What is a Cartel | Types of Cartels

What is a Cartel?

A cartel is a form of combination in which independent business firms in an industry agree to regulate their output, to fix sales quotas and to control sales contracts and prices.

A cartel is a voluntary association formed with the objective of eliminating competition and to secure monopoly in the market. To achieve their objective, various restrictive measures are imposed by them. In this arrangement several business units dealing in the same line of business agree to pool the output with the cartel. The cartel will sell the output and distribute profits in a per-determined basis. Germany is the birth place of cartels.

In a cartel, the manufacturers and dealers fix prices, restrict output, pool the output and also establish a common agency through which the output is sold.

Types of Cartels

Von Beckereth has classified cartels into the following types:

1. Quota fixing cartels: The objective of these cartels is to restrict supply. To achieve this objective they seek to limit production, by fixing production quotas for each member. No member can produce more than the quota allotted to him.

2.  Price firing cartels: These cartels regulate prices by restricting output. Minimum prices are fixed for products. No member can sell products at a price lesser than the minimum price.

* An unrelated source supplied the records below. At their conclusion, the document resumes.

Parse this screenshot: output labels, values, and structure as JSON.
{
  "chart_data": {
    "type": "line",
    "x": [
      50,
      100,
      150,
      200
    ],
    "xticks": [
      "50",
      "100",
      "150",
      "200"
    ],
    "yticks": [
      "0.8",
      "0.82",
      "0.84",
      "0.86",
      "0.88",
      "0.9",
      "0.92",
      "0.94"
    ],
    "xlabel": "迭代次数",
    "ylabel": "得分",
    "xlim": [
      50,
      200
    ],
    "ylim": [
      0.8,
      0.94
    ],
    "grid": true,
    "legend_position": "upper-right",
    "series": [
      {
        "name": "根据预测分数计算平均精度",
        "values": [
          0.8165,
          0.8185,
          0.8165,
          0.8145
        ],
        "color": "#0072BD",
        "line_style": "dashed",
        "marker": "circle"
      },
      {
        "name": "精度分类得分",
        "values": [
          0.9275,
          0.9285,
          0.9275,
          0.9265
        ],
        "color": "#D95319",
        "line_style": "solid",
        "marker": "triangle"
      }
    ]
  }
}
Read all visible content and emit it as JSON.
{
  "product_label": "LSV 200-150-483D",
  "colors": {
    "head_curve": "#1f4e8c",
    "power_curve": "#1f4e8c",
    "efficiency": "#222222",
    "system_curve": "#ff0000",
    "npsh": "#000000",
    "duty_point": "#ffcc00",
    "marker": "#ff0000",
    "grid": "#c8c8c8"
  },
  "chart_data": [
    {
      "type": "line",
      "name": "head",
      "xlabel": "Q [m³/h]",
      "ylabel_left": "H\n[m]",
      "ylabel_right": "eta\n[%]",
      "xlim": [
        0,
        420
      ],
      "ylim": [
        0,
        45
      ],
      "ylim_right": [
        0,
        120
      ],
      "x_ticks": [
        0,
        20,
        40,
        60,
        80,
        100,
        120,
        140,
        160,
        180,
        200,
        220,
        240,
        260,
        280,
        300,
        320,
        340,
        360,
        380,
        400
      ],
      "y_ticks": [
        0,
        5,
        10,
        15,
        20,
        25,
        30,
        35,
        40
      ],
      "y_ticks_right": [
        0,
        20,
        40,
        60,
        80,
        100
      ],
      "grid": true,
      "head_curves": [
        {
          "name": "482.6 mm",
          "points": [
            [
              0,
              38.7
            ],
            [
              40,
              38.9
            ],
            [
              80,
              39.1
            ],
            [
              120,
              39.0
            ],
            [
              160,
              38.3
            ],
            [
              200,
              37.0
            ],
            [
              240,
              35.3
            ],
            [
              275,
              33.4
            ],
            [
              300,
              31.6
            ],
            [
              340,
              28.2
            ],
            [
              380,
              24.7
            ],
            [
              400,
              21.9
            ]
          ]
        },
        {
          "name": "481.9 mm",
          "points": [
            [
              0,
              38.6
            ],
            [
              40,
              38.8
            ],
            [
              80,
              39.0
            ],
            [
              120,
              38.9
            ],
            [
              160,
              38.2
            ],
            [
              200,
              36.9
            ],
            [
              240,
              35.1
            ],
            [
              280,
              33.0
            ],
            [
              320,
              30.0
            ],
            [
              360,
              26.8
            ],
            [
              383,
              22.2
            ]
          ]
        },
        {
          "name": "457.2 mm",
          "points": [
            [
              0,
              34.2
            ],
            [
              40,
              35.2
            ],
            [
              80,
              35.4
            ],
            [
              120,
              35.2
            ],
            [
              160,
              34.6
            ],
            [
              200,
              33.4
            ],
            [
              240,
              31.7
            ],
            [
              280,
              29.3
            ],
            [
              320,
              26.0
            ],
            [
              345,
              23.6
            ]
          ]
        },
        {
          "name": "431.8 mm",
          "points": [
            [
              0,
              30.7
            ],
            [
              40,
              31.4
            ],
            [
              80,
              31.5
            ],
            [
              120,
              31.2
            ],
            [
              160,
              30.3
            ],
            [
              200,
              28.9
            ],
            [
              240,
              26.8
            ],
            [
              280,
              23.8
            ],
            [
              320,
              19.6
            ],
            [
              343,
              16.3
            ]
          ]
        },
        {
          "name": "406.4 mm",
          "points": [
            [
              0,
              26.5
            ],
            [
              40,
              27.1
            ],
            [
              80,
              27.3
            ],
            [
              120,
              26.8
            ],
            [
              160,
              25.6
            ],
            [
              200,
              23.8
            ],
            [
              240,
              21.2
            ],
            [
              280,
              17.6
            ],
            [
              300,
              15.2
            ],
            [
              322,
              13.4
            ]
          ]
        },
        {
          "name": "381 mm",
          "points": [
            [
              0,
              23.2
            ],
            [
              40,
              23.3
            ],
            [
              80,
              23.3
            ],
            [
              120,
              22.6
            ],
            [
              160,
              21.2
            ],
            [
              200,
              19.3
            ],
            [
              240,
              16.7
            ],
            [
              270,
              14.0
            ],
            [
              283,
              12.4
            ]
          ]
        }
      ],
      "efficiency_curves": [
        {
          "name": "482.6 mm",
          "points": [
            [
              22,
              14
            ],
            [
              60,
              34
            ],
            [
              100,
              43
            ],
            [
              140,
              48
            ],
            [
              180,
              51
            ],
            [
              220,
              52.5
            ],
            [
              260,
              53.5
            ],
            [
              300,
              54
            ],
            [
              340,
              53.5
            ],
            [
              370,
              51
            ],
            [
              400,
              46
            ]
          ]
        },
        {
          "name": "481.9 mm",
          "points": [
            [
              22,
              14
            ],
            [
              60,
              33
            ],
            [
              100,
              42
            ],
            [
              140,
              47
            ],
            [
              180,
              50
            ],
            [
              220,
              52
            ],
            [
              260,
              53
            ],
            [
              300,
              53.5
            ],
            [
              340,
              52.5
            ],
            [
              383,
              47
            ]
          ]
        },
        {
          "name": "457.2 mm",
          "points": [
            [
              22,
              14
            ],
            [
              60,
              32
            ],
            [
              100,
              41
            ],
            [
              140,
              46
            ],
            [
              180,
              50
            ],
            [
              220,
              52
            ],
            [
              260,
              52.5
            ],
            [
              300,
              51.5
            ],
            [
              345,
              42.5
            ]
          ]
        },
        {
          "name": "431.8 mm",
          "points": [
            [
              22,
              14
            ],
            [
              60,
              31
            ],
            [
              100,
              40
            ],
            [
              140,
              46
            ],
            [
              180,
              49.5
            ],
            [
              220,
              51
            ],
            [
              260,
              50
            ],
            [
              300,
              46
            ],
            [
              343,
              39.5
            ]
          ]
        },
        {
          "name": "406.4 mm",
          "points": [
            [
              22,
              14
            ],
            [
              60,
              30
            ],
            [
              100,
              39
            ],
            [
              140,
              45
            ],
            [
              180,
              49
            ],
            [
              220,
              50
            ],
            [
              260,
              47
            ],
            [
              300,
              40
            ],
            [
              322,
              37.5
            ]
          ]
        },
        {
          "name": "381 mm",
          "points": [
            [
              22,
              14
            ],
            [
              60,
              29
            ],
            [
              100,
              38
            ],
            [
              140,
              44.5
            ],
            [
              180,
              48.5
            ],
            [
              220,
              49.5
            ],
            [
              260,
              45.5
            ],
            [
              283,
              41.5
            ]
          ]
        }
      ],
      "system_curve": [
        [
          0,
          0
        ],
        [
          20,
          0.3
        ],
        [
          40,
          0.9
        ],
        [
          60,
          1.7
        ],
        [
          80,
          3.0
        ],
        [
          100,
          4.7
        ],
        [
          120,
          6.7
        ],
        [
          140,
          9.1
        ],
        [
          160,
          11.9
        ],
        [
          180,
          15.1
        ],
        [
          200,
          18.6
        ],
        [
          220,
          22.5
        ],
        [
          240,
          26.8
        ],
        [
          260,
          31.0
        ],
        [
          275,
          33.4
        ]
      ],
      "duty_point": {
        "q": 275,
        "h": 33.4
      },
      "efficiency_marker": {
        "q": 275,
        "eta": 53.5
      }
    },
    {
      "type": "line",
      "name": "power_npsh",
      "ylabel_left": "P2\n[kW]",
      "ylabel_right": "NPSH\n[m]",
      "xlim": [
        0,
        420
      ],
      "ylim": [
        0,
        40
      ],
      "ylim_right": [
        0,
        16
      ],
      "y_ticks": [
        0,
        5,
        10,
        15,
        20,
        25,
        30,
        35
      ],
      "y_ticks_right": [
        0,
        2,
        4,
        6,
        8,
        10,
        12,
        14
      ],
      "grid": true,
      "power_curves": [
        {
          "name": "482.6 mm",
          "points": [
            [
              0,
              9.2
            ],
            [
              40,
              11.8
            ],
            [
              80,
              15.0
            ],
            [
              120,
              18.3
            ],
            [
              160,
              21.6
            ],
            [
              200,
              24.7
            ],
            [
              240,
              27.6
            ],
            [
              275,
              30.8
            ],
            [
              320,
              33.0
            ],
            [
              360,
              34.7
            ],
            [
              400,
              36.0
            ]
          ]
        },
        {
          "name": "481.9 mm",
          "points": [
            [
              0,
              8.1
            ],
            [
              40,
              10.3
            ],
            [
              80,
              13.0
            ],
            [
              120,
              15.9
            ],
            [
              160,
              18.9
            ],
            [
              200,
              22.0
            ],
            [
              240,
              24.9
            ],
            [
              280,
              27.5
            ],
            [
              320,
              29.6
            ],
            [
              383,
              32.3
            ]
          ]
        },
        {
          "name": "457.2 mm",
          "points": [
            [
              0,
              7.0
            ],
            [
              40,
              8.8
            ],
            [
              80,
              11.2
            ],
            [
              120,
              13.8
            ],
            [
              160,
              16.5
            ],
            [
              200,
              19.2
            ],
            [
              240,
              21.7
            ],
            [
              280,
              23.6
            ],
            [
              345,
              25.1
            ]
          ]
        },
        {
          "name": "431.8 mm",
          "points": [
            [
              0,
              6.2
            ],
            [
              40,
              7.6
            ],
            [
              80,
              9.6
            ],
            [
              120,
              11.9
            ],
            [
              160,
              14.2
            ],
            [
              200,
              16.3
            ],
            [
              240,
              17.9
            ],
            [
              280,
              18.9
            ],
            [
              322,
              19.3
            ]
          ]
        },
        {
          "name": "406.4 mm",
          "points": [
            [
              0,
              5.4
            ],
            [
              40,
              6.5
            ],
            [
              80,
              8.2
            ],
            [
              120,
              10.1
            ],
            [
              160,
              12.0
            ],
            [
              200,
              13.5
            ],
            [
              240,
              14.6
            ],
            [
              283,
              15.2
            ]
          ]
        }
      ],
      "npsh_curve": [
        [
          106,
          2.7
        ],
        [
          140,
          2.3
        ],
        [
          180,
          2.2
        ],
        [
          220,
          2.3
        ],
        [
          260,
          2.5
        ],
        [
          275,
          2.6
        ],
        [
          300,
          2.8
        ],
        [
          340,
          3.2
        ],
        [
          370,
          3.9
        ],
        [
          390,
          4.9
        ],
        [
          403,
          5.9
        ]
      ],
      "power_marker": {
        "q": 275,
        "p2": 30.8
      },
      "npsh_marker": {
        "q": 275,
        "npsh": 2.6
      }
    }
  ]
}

3. Term fixing cartels: Terms of trade are fixed by the cartels. Members have to adhere to the terms of trade fixed by the cartel. Terms of trade may relate to time of delivery, place of delivery, mode of delivery, payment terms, credit period, insurance, packing, interest charges on balance pavement etc.,

4. Customer assigning cartels: They are formed to assure a certain volume of sales to each member. They are similar to market pools. The entire market is divided among the members and a specific number or type of customers is assigned to each member. The member unit should sell its products only to those customers which have been allotted to it.

5. Zonal cartels:  They are similar in nature to territorial pools, They are formed to assure certain volume of sales to each member. The total market is divided territory wise and members are given the right to deal in specified territories. For e.g., the entire Indian market can be divided into North, South, East and Western zones and each zone allotted to a certain member.

6. Super cartels: They are formed on an international basis. These refer to agreements between cartels of one country with the cartels of the other countries.

7. Syndicates: In a syndicate, member units enter into an agreement to form a joint selling agency. Member units sell their products to the syndicate at a price known as accounting price. The accounting price would cover the cost of production and also includes profit margins.

The syndicate studies the market structure of individual markets and sells at the highest possible price in each market. The prices charged by the syndicate would therefore be different in different markets. Prices charged by the syndicate are more than the accounting price and profits are earned. The profits earned are shared among members. Profit ratios are generally based on the output given to the syndicate by different members.